I'm not about to go through that one-sided rant championing the tiddlywinks and lacrosse teams at UT.

But the facts remain-

UT had a losing record in football and were, at best, the second best team in the state behind Vanderbilt in 2005.

Their basketball team historically has been mediocore

And despite their success in women's basketball- you yourself proved how that sport just isn't in the nation's eye when you earlier tried to make Penn State out to be less than a women's basketball power.

Hey, I love sports like college baseball and "Frozen Four" hockey. But their fan base is minimal. People aren't UT fans because of college baseball or the Ice Vols.
Tell that 40 thousand plus that attend LSU home games...
PittsburghBucs Wrote:Tennessee just went 5-6 in football, their basketball team is consistently mediocore, and nobody gives a darn about chick hoops.

What winning are you speaking of?

You asked a question and he gave you the answer then you decide you don't want to hear it. Truth is UT does win in sports, all across the spectrum, men and women, they put the time, effort and money to win and when they don't win they do something about it.

R
5-6 in football.

Consistent mediocrity in basketball.

You turning your head to these facts do not make them go away.
You're comparing history in basketball to ONE BAD YEAR IN FOOTBALL. Fact is Tennessee STILL SOLD all their season football tickets this year, with a 12 dollar increase on major home games (UF, Bama, Cal, LSU).
Historically Tennessee is competitive in football, and bottom line is THEY HAVE A FOOTBALL TEAM THAT AVERAGES 100 THOUSAND PLUS per game, ETSU when it had football averaged less than 10 thousand, and didn't draw crap when it came to actual donations to the scholarship fund.
By the way, how's high school hockey treating you these days?
PittsburghBucs Wrote:5-6 in football.

Consistent mediocrity in basketball.

You turning your head to these facts do not make them go away.
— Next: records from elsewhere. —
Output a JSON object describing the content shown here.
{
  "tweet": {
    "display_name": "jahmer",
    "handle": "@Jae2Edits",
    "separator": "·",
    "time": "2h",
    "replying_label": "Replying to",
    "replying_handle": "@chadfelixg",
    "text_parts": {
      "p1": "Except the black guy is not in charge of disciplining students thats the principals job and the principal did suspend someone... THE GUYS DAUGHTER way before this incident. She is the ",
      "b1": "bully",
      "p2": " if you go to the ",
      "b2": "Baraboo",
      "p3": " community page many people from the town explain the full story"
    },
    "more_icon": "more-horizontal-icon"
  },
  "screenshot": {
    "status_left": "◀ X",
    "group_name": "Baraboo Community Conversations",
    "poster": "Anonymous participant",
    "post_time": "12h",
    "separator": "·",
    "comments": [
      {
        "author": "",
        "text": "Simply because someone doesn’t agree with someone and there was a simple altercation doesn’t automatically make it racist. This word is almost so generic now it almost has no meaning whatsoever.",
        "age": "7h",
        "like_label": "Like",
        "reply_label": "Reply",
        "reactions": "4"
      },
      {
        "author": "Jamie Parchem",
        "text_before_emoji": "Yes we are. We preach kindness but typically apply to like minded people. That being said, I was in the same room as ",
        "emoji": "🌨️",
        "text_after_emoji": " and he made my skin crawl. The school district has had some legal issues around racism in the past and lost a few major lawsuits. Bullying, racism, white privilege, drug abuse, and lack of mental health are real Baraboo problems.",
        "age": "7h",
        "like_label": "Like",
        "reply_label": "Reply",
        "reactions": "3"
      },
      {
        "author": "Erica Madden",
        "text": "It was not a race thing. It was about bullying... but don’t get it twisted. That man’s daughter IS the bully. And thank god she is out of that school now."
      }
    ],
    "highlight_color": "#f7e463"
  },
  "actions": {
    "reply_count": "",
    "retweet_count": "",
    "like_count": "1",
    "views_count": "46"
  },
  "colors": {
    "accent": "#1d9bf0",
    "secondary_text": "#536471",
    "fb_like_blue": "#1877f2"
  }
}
5-6 1 season. The facts are Tennessee is year and year out consider a Top 10 football team..

As for the basketball team going back over the last 9 years (3 coach's tenures)
Tennessee is 172-103 That averages out to 19-11 per season with 5 NCAA appearances and 1 NIT appearance with 5 20+ wins seasons and 2 losing seasons. Not great numbers but I think ETSU would settle for those numbers.
RodShaw2 Wrote:As for the basketball team going back over the last 9 years (3 coach's tenures)
Tennessee is 172-103 That averages out to 19-11 per season with 5 NCAA appearances and 1 NIT appearance with 5 20+ wins seasons and 2 losing seasons. Not great numbers but I think ETSU would settle for those numbers.

I'm telling everyone....you should fear what Bruce Pearl is building in Knoxville.
The jury is out on him. Jerry Green was heading in the same direction, but ran into issues keeping the team disciplined. He had a recruiting year with Vincent Yarbrough, Tony Harris, and I believe that either CJ Black or Marcus Haislip was in that group that were all phenomenal.
He got fired because he couldn't control them.
And Rod you're right, I think everyone would be happy if ETSU's average record the last ten years was 19-11.
I fear any coach that brings in a successful basketball team, because usually that means bringing in 12 thugs that will go on to fill the prisons of the community following their depature after four years and as many credits in college.